While almost one in five (18 per cent) current smokers say they decided to quit smoking in response to advertising campaigns, 33 per cent say they actually light up in response to anti-smoking advertising and 29 per cent of smokers look the other way.

A nicotine substitute which is available online for only 12p could help triple a smokers' chance of quitting cigarettes, according to new research.

The trial, involving 740 people, showed that people using the drug "tabax" were 3.4 time mores likely to quit smoking than with a dummy or a placebo.

Experts believe the drug, which contains the active ingredient cytosine, could save the NHS millions of pounds a year.

But despite being available in Eastern Europe for the past 40 years, the pills are unlikely to be available on prescription on the NHS for another two or three years. It is feared that people will now instead buy poor quality counterfeit drugs online.

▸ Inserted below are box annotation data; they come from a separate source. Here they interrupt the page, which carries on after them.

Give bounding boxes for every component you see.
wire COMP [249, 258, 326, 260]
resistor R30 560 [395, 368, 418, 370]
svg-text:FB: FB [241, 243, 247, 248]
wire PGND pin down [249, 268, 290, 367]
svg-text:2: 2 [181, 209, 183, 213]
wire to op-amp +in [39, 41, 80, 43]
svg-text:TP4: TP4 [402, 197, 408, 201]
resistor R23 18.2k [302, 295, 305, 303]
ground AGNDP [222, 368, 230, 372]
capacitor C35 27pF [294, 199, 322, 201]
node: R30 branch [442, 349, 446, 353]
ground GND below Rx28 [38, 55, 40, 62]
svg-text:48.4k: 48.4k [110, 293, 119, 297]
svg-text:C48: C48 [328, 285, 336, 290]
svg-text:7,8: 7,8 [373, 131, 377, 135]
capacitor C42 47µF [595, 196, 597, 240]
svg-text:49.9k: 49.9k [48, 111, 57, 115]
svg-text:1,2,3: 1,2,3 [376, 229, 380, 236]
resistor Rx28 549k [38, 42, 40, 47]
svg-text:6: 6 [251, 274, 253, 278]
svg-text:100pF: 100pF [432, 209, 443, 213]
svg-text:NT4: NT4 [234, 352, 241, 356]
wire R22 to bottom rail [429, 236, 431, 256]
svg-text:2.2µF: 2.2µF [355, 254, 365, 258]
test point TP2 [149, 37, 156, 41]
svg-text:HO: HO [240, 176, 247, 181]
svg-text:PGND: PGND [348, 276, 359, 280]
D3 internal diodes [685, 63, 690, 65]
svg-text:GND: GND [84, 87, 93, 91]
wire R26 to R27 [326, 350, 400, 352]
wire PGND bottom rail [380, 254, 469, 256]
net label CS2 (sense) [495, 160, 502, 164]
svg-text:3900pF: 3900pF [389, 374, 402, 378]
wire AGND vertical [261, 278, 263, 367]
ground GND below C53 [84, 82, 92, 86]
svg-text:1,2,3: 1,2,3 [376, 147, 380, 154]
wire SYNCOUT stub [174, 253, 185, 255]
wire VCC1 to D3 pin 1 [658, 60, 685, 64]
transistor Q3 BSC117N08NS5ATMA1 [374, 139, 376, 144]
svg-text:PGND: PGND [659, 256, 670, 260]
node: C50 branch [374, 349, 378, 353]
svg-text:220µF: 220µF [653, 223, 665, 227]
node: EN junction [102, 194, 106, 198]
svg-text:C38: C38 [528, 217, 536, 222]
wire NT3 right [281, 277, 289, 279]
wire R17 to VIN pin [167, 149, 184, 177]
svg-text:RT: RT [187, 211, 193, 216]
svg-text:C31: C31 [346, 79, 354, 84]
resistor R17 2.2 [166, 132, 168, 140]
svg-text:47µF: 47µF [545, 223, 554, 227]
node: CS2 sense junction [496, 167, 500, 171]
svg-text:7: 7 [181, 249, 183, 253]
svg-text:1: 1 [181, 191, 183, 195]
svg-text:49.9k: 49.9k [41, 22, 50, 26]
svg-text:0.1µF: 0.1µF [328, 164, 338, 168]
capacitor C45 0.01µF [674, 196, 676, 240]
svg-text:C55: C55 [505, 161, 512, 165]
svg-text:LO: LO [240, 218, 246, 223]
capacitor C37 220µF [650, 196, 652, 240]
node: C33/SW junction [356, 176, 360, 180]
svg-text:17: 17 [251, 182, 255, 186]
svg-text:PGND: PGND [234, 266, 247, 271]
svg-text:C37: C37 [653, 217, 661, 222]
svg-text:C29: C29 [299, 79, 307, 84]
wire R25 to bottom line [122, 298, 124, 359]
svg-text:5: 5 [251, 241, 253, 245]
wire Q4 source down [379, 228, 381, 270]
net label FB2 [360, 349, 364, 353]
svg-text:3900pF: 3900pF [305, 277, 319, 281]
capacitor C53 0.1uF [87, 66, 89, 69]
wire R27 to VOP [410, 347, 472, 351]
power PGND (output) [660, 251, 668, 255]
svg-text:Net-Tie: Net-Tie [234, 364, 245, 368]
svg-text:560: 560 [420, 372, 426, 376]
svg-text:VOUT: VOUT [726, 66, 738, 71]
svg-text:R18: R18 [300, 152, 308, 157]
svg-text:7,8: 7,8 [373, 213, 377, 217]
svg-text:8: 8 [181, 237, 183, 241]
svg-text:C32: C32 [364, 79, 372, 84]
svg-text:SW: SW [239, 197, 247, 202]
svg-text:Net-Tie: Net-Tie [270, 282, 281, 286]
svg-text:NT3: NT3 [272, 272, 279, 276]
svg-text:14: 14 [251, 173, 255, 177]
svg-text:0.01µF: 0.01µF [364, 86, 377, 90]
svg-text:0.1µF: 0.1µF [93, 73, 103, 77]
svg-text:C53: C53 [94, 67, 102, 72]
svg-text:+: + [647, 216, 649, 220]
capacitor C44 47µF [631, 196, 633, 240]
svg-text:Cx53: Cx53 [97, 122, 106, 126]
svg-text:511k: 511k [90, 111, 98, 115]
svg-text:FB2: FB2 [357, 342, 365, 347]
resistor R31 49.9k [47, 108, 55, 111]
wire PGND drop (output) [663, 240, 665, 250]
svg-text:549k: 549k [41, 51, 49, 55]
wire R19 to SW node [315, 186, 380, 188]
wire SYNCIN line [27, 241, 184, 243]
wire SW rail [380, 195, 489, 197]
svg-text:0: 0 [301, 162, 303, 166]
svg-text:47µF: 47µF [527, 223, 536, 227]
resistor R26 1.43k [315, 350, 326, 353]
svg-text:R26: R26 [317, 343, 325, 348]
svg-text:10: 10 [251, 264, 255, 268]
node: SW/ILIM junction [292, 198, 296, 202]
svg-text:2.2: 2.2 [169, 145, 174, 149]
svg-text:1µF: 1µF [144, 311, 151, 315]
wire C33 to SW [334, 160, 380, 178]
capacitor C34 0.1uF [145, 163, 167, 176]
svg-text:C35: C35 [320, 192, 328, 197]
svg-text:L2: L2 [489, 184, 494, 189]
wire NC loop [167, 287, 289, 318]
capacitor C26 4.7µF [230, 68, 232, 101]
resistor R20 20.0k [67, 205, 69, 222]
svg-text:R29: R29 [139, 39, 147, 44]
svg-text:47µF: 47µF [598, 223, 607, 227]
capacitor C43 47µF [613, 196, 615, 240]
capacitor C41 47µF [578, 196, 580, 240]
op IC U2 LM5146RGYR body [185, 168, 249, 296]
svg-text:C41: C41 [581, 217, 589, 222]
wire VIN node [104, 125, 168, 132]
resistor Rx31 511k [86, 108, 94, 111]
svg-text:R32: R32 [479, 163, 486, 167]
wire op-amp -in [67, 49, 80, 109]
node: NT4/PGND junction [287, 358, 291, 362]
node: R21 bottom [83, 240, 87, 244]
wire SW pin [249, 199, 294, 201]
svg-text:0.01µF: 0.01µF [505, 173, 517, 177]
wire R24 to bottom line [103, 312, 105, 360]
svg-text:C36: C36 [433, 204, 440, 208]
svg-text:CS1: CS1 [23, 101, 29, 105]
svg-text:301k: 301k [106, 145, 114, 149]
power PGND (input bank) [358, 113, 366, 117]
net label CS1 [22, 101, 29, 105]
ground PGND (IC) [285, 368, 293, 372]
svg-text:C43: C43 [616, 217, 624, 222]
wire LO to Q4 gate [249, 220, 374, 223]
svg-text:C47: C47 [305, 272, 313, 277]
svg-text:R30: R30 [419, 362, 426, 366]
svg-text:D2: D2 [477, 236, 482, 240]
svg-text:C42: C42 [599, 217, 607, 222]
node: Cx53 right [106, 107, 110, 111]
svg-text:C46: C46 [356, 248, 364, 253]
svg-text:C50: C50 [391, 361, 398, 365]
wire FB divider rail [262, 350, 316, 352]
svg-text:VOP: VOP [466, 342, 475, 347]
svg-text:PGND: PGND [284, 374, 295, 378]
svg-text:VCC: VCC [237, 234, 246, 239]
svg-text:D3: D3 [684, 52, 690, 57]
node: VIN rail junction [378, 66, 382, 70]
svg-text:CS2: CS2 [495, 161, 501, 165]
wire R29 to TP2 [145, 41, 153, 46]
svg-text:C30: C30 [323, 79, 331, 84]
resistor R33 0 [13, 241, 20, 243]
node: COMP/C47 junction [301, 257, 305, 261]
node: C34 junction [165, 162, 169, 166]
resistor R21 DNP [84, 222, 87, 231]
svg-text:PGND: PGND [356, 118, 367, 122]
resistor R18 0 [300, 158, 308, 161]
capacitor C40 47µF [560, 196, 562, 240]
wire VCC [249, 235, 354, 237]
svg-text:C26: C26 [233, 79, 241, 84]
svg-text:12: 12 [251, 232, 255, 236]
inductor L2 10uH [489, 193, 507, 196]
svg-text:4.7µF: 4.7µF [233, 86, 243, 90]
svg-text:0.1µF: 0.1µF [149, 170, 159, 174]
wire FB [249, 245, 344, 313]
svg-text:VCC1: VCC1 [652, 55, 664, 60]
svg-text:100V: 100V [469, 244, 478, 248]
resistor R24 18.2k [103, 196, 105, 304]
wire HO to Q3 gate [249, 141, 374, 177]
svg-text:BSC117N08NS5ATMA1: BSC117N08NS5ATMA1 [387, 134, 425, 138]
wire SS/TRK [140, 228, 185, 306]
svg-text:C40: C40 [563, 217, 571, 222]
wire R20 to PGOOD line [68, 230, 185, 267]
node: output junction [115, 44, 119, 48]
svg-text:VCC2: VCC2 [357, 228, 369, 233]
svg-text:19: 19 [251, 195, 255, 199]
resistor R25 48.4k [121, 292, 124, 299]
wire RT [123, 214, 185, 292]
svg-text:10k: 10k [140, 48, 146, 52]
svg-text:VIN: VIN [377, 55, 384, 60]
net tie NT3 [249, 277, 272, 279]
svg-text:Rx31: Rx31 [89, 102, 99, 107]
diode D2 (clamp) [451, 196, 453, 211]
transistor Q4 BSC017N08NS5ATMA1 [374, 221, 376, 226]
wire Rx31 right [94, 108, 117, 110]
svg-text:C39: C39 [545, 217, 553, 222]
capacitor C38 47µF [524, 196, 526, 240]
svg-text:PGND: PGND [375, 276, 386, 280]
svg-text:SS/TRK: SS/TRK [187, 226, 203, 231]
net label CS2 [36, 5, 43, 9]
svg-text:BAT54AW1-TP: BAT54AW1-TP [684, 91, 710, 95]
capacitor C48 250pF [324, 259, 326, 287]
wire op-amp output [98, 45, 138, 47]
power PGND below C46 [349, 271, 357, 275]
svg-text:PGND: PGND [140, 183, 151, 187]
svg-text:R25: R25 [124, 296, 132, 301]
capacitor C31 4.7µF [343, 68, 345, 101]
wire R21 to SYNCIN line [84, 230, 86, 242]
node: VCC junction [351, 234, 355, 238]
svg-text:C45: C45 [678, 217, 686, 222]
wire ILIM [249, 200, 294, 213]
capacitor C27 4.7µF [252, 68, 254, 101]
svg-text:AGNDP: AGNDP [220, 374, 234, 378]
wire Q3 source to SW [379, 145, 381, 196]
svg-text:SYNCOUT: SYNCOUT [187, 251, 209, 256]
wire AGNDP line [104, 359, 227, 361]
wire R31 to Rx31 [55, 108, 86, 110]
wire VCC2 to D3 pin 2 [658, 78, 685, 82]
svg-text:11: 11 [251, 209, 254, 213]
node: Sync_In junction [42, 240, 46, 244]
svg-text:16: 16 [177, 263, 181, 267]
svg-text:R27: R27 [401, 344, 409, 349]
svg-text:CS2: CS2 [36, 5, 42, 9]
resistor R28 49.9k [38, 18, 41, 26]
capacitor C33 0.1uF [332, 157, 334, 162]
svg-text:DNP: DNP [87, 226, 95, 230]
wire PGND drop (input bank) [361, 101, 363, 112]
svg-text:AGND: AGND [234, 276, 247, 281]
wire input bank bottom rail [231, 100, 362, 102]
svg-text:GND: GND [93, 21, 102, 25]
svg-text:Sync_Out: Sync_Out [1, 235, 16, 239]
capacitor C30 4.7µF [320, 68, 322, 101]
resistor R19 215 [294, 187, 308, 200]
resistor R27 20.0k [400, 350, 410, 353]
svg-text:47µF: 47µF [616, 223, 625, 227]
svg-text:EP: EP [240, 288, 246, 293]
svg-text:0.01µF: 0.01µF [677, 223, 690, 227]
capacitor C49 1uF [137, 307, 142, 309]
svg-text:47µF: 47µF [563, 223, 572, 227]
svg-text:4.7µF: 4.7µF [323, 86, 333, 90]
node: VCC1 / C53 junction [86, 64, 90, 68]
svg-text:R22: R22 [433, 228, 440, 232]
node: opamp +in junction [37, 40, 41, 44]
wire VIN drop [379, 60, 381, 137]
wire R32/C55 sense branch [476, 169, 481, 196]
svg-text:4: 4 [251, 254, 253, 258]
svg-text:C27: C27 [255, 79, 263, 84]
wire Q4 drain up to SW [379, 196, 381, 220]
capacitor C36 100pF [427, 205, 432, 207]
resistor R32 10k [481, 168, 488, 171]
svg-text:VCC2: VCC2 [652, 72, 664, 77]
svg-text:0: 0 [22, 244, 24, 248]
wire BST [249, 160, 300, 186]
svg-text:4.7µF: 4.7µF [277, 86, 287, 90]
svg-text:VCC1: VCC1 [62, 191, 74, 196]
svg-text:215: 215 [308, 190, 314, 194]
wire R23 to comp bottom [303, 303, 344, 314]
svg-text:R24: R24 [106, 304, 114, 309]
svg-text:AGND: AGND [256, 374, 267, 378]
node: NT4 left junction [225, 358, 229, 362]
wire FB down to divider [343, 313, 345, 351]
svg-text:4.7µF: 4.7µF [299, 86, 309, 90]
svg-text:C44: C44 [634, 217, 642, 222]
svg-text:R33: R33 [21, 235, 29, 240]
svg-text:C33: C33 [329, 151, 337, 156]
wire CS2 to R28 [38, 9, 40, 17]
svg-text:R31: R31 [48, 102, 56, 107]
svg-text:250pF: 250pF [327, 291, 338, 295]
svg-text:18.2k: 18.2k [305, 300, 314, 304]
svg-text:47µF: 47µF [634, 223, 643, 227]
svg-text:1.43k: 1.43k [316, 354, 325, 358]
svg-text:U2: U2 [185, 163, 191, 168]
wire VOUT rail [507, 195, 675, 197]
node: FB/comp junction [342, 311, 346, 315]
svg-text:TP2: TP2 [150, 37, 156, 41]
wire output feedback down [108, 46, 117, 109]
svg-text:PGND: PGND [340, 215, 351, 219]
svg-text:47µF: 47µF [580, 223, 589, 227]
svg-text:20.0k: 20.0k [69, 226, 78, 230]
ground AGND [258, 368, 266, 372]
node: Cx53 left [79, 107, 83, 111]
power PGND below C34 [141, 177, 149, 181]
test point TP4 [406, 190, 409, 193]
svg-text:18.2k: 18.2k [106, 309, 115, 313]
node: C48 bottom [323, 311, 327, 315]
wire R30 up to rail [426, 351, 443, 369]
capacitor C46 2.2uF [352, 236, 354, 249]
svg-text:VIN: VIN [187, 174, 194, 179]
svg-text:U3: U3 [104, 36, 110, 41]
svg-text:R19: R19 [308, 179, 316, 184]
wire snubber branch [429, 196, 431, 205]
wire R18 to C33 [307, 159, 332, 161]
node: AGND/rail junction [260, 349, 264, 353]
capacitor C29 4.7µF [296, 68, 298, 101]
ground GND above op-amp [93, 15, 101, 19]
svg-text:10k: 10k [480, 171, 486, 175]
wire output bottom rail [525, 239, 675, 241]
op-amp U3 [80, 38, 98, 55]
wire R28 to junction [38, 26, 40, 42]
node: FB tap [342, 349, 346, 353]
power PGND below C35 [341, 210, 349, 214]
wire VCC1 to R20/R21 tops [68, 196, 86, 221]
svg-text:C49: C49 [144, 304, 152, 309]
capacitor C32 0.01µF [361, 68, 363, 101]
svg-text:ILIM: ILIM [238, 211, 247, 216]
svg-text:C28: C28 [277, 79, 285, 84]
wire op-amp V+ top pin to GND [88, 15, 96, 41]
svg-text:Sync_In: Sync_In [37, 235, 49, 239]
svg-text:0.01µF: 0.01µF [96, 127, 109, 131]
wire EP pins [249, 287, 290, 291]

"It's been available in central and eastern Europe for more than 40 years, we have safety data on millions of people, and we know it's effective, but it's not licensed in Britain," said Professor Robert West, from the Cancer Research UK Health Behaviour Centre.

"People can make their own choices. A licence is not a licence to buy, it's a licence to market. There's nothing illegal about buying this drug online, but there's always the risk that you might not get what you expect."

Participants took between two and six Tabex pills per day for 25 days. After treatment, 8.4 per cent of those given the pills were able to quit smoking for a year compared to just 2.4 per cent of participants who were given a placebo.

Right now, the NHS prescribes "Champix" to people wanting to quit smoking, which costs up to £150 per week per 12-week course. It mimics nicotine's effects on the brain by stimulating the brain's reward pathways.